2015-12-13
I still believe in shimming modules for tests
A commentator on my 2008 entry about shimming modules for testing recently asked if I still liked this approach today. My answer is absolutely yes; I continue to love that Python lets me do this, and I feel that it (or a variation on it) is the best approach for mocking out parts of standard modules. There are two reasons for this.
The first is that I continue to believe in what I wrote in my old
entry about why I do this; I would much
rather have clean code and dirty tests than clean tests and dirty
code. I consider code that is full of artificial dependency injection
to be dirty. For instance, it's hard to think of a reason why you'd
need to do DI for socket module functions apart from being able
to inject fakes during testing. Artificially contorting my code to
test it bugs me enough that I basically don't do it for my own
programming.
The second reason follows on from the first reason, and it is that monkey patching modules this way is an excellent way of exactly simulating or exactly replaying the results you would get from them in the real world under various circumstances. If you discover that some tricky real world scenario gives your code problems, you can capture the low level results of interacting with the outside world and then use them for your future tests. You don't need some cooperative outside entity that fails in a specific controlled way, because you can just recreate it internally.
Without some way of doing this 'exact replay' style of injecting results, what at least I wind up with is tests that can have subtle failures. Synthetic high level data can be quietly wrong data, and while synthetic low level data can be wrong too my view is that I'm much more likely to notice because I know exactly what, eg, a DNS lookup should return.
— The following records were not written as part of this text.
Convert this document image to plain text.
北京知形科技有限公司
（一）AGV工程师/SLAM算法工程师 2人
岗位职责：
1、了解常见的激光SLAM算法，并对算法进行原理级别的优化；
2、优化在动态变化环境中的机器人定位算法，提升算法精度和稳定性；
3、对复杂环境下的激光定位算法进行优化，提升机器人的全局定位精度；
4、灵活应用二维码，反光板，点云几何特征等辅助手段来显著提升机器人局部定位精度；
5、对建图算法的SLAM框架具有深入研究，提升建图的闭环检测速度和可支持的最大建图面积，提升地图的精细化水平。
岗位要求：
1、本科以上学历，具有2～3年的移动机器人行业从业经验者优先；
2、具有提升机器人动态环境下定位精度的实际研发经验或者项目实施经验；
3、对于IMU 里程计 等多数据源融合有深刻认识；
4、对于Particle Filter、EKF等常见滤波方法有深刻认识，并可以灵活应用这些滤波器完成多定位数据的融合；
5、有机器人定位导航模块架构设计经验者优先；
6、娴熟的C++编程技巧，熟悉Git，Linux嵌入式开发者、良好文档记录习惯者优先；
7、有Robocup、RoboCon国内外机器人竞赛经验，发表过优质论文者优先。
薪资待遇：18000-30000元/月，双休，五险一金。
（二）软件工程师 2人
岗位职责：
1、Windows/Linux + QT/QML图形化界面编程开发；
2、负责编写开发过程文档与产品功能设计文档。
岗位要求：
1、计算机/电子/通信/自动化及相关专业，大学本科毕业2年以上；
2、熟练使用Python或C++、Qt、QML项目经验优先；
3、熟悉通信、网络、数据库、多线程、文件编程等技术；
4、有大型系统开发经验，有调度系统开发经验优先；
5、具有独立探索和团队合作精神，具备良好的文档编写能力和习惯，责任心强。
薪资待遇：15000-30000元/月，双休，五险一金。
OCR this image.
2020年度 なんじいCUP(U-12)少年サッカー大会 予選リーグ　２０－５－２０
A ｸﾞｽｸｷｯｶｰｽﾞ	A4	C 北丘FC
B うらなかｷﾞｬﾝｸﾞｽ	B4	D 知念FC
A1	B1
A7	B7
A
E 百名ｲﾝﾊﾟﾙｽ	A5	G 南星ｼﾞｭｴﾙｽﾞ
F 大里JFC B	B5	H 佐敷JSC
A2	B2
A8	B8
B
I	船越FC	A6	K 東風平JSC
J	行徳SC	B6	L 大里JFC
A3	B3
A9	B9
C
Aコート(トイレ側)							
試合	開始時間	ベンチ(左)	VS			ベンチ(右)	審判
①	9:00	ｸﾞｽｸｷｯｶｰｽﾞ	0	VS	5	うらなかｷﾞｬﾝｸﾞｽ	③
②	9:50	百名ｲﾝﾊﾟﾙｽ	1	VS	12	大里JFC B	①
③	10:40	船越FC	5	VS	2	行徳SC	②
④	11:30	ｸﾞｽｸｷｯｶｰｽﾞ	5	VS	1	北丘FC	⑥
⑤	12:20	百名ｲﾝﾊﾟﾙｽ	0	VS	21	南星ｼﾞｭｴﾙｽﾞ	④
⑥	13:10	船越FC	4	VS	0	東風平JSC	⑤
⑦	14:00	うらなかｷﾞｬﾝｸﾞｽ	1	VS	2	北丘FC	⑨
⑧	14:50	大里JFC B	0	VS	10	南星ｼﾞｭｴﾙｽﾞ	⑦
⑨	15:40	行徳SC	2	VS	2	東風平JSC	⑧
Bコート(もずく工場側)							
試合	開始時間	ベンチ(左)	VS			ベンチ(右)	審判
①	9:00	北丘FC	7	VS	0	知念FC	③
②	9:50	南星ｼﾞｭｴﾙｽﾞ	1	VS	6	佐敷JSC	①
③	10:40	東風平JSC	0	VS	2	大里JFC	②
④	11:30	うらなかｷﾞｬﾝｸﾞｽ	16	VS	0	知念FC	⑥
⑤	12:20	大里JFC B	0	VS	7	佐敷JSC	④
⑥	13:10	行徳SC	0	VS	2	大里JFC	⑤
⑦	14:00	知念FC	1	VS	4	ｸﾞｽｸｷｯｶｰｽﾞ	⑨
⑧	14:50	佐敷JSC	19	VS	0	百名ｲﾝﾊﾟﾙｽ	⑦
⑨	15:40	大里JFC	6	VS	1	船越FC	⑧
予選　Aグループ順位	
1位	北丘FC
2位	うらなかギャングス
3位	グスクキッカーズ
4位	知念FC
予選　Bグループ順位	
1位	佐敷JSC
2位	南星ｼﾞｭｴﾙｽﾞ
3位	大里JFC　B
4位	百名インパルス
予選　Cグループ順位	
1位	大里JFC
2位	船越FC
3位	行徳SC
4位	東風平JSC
(If I don't know exactly what a low level thing should return, I'm likely to actually test it and record the results. There are ways for this to go wrong, for example if I can't naturally create some malfunction that I want to test against, but I think it's at least somewhat less likely.)
Finally, I simply feel happier if the code I'm testing uses code paths that are as close to what it will use outside of testing. With monkey patching modules for tests, the code paths are authentic right down until they hit my monkey patched modules. With dependency injection, some amount of code is not being tested because it's the code involved with creating and injecting the real dependencies. Probably I will find out right away if this code has some problem, but I can imagine ways to subtly break things and it makes me a bit nervous (somewhat like my issues with complex mocks).
2015-12-06
The (peculiar) freedom of having a slow language
Back in my entry on why speeding up (C)Python matters, I said in an aside that there was a peculiar freedom in having a slow language. Today I'm going to explain what I meant in that cryptic aside.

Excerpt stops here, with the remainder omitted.